Job Entry typically produces job Entry results, and a job Entry result consists mainly of the following: A list of outcome rows: Contains a list of the resulting set of job Entry File names: Contains a collection of file names that involve job entry read files The number of lines read, Writeten, input, output, deleted, rejected and in Error by a transformation: Contains rows of read, write, input, output, delete, reject, and error in a transformation 4.3 Database connections

Kettle supports a variety of relational database connections, connected in native (JDBC mode), ODBC, and Jndi, and is often connected using JDBC.

If you are prompted not to find the JDBC Driver when you create a new connection in spoon, it is because the kettle installation package does not have a JDBC driver package placed in the corresponding database, and you can add and restart spoon yourself.
Kettle4 the directory where JDBC is placed is ${kettle_dir}/libext/jdbc/, Kettle5 and Kettle6 place jdbc directory as ${kettle_dir}/lib/, where ${kettle_dir} Represents the kettle extract directory. 5. Kettle Common Component 5.1 conversion Component

TODO here enumerate some common conversion component table input table output text file input text file output 5.2 Job Component

TODO here is a list of some common job components

Contact Us

The content source of this page is from Internet, which doesn't represent Alibaba Cloud's opinion; products and services mentioned on that page don't have any relationship with Alibaba Cloud. If the content of the page makes you feel confusing, please write us an email, we will handle the problem within 5 days after receiving your email.

If you find any instances of plagiarism from the community, please send an email to: info-contact@alibabacloud.com and provide relevant evidence.

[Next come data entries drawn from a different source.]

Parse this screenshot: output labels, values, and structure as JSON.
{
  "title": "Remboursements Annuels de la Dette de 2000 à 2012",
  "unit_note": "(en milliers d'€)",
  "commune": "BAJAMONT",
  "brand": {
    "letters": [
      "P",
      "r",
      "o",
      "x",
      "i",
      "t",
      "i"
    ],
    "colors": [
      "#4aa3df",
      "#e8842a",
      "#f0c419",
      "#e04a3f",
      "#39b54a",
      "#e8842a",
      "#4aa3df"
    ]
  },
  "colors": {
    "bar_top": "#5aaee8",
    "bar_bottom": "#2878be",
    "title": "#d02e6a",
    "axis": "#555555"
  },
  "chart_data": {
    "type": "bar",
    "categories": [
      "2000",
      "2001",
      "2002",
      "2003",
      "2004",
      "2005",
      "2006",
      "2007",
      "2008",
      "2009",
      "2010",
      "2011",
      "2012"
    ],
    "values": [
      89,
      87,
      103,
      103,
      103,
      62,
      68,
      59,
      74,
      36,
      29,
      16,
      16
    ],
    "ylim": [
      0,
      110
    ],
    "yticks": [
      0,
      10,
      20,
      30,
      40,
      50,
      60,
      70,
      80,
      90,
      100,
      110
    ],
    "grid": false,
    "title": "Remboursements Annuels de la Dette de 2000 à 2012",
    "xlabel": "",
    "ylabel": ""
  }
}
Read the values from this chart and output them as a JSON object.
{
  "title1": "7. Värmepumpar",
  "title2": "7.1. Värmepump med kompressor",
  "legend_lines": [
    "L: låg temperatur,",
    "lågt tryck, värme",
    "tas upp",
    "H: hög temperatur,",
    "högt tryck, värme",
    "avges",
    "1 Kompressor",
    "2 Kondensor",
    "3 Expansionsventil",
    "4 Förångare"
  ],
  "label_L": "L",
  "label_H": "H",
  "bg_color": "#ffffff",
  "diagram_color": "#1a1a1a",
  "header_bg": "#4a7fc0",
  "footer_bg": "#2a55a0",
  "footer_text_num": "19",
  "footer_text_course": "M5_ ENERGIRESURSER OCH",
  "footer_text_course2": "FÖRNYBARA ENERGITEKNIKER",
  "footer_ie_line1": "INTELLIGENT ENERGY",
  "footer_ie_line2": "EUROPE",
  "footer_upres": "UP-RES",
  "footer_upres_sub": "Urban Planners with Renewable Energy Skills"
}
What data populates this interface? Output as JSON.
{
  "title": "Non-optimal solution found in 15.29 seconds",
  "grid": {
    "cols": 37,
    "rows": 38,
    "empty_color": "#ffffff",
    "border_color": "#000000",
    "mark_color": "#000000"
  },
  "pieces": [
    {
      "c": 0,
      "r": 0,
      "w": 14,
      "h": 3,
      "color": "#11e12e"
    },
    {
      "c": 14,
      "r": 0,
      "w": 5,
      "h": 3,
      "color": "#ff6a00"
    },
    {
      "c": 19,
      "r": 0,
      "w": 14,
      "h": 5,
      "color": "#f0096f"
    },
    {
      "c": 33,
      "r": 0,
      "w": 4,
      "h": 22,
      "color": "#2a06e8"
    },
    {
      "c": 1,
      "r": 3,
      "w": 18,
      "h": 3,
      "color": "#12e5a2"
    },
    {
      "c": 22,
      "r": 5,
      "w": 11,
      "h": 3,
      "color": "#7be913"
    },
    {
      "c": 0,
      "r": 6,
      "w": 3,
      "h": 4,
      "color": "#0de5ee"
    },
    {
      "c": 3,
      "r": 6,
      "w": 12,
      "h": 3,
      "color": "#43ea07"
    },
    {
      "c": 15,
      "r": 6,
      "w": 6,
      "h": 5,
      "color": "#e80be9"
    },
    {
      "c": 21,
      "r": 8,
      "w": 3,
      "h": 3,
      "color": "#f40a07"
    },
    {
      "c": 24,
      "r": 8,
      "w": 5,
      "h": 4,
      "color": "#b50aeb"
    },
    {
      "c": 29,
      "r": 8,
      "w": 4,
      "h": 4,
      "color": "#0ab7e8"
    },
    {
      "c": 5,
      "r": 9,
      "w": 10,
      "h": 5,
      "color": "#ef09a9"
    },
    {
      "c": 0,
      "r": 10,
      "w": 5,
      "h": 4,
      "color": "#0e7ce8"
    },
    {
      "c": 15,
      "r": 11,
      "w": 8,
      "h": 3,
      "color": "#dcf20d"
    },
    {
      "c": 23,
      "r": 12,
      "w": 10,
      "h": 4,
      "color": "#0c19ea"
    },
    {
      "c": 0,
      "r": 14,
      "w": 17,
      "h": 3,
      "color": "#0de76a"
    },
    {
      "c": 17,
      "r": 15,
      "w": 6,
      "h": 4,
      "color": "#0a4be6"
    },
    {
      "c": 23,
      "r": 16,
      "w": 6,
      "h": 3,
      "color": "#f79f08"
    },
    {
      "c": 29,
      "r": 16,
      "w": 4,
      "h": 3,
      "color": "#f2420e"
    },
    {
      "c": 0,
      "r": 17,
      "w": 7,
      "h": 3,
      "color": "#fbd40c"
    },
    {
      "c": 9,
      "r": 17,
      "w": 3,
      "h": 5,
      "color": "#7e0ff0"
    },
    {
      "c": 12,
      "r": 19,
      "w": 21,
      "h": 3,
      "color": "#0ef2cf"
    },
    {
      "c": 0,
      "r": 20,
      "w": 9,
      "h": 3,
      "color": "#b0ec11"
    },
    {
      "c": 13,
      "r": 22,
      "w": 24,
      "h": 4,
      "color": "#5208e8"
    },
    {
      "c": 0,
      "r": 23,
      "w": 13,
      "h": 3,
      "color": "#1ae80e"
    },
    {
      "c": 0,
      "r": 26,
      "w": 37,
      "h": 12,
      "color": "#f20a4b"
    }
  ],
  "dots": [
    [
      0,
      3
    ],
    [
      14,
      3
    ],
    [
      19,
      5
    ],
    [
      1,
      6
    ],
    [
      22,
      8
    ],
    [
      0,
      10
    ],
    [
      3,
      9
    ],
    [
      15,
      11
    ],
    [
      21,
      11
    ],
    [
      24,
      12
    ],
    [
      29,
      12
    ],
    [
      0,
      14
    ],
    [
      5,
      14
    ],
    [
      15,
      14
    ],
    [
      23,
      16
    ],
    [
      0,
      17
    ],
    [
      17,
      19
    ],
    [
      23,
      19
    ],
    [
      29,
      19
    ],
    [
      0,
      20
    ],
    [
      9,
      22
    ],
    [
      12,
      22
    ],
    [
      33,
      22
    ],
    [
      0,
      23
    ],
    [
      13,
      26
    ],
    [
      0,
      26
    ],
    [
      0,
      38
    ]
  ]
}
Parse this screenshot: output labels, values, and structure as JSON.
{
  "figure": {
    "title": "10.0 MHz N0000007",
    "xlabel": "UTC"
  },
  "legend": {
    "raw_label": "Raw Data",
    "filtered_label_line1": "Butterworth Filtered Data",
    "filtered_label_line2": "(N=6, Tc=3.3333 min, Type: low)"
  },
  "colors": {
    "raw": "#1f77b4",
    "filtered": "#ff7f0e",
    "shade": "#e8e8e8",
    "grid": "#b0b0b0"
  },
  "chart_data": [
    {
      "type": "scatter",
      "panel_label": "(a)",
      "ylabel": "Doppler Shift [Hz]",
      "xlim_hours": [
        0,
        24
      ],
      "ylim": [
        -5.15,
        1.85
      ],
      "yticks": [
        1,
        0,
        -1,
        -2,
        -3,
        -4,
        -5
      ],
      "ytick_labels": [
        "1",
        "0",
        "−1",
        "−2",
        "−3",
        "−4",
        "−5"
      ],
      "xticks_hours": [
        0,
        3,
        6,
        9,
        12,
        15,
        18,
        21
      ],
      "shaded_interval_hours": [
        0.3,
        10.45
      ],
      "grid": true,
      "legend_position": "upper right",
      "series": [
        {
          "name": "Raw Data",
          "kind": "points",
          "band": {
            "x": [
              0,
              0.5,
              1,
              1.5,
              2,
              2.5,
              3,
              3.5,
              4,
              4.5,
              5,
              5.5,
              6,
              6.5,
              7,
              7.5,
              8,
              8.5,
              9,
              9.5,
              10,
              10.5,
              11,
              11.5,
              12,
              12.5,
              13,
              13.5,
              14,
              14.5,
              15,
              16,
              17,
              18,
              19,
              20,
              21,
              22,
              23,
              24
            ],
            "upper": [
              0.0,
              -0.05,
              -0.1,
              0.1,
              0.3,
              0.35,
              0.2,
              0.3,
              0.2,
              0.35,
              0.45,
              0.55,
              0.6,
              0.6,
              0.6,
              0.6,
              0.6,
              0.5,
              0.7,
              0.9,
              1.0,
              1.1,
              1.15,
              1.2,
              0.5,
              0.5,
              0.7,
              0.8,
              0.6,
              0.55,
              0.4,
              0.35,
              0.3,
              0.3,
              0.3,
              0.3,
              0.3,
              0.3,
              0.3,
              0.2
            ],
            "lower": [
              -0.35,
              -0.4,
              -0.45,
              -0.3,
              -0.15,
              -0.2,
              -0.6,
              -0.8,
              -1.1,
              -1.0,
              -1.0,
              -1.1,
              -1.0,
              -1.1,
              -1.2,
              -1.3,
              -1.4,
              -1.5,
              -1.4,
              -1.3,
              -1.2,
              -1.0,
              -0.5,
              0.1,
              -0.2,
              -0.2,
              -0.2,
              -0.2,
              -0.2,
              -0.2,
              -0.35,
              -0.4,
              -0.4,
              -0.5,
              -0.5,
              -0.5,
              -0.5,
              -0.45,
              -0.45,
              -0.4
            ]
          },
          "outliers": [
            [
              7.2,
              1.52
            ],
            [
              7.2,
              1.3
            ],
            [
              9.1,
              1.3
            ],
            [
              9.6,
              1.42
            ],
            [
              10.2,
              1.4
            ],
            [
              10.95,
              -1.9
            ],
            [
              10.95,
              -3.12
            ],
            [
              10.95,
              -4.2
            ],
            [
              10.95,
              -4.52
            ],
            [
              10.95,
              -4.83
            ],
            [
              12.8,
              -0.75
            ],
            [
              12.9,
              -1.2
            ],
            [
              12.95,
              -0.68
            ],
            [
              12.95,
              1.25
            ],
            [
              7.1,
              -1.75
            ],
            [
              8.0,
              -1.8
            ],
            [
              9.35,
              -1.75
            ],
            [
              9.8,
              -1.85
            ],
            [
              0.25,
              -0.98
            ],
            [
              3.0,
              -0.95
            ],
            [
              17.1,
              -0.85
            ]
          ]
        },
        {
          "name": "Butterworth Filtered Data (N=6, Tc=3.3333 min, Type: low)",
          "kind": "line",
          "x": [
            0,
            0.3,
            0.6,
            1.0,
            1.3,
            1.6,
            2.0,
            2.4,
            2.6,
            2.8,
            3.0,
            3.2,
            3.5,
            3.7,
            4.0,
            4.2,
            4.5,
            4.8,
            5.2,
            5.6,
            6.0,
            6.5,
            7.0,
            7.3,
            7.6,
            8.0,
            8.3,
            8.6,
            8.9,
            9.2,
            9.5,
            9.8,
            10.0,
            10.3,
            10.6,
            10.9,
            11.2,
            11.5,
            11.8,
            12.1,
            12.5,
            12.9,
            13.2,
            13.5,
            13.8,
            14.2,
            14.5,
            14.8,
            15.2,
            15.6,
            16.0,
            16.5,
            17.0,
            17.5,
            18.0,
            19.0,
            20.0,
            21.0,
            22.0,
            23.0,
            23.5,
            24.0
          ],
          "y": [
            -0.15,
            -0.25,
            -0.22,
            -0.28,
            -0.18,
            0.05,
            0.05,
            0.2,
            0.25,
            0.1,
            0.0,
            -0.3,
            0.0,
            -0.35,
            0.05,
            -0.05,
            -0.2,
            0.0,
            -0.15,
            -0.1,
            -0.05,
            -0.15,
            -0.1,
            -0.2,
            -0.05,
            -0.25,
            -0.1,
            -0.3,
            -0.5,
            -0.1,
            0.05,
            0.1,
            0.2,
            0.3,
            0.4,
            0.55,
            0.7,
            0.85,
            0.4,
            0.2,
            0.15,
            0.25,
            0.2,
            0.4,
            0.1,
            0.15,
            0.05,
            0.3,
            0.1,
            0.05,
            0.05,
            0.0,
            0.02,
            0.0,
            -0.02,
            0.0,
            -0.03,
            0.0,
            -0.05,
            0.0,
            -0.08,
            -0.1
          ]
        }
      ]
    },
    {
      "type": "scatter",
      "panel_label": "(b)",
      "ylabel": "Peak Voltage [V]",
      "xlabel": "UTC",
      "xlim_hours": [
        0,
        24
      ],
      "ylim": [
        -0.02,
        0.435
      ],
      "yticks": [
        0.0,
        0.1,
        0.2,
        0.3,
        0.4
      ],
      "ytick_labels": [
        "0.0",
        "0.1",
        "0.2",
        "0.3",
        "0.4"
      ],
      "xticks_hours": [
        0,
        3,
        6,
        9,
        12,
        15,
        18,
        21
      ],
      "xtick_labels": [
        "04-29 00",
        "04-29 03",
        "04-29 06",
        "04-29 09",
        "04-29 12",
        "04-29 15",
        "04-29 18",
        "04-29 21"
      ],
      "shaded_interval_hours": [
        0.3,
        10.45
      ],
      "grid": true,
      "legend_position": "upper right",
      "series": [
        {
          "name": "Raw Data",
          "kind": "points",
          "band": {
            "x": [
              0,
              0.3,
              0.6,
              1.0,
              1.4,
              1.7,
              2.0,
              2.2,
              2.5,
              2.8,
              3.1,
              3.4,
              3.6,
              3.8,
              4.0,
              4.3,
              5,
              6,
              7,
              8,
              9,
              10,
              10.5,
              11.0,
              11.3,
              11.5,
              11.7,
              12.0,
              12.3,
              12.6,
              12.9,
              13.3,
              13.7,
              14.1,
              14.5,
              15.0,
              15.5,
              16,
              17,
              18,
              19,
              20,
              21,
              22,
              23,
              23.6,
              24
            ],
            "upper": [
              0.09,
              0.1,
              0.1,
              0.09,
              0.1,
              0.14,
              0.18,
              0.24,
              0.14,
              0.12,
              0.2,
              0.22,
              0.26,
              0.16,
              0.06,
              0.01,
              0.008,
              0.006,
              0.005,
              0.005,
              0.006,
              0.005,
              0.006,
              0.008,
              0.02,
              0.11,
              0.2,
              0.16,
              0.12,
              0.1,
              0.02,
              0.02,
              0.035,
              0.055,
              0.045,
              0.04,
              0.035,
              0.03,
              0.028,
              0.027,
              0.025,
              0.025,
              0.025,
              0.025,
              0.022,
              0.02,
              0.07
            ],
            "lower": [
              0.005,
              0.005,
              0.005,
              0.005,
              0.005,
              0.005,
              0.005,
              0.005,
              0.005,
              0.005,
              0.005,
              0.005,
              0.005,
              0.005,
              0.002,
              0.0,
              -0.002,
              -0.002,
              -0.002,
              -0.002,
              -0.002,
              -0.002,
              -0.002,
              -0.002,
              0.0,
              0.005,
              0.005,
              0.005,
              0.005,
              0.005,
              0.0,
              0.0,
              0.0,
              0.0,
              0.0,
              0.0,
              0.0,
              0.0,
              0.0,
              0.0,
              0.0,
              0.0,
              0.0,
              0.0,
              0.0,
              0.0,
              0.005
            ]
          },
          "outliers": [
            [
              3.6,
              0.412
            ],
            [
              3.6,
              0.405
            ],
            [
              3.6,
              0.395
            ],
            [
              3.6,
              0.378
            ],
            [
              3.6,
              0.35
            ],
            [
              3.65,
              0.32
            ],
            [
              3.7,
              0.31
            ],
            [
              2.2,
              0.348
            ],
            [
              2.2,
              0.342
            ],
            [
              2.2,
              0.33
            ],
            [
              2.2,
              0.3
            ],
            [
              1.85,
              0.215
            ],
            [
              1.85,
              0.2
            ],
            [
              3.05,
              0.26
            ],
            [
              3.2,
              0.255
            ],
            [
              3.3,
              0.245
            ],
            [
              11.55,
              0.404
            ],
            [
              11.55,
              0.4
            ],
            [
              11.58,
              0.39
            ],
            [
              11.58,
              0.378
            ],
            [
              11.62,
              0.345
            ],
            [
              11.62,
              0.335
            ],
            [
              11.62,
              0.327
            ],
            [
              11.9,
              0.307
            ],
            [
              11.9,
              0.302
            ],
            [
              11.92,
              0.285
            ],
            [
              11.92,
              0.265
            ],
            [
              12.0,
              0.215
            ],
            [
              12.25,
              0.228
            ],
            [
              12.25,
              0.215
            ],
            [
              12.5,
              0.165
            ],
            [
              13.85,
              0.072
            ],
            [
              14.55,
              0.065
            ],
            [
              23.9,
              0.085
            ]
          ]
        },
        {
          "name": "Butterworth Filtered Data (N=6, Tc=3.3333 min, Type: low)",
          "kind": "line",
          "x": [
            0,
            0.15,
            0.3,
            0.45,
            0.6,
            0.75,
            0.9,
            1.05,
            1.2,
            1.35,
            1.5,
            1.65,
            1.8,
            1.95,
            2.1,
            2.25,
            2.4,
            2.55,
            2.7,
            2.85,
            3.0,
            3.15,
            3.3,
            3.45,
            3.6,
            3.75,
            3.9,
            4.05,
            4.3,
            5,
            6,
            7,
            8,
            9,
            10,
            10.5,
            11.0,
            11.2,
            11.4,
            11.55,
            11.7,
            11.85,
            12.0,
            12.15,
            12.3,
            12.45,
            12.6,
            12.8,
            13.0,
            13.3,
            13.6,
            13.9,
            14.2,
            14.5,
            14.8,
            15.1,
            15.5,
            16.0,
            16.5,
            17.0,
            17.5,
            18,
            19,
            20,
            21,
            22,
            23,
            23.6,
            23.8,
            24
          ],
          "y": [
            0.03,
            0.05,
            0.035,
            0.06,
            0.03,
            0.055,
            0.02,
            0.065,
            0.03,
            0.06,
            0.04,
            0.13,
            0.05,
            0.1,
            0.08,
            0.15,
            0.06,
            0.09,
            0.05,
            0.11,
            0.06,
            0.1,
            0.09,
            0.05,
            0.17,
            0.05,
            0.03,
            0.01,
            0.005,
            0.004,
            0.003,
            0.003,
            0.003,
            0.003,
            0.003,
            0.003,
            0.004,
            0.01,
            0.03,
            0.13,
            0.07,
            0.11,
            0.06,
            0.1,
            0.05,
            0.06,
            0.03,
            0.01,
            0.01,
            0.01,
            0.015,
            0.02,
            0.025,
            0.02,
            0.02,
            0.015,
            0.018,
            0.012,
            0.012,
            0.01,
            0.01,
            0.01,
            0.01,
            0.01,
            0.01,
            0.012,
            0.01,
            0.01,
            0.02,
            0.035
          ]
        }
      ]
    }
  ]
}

A staff member will contact you within 5 working days.

A Free Trial That Lets You Build Big!

Start building with 50+ products and up to 12 months usage for Elastic Compute Service

  • Sales Support

    1 on 1 presale consultation

  • After-Sales Support

    24/7 Technical Support 6 Free Tickets per Quarter Faster Response

  • Alibaba Cloud offers highly flexible support services tailored to meet your exact needs.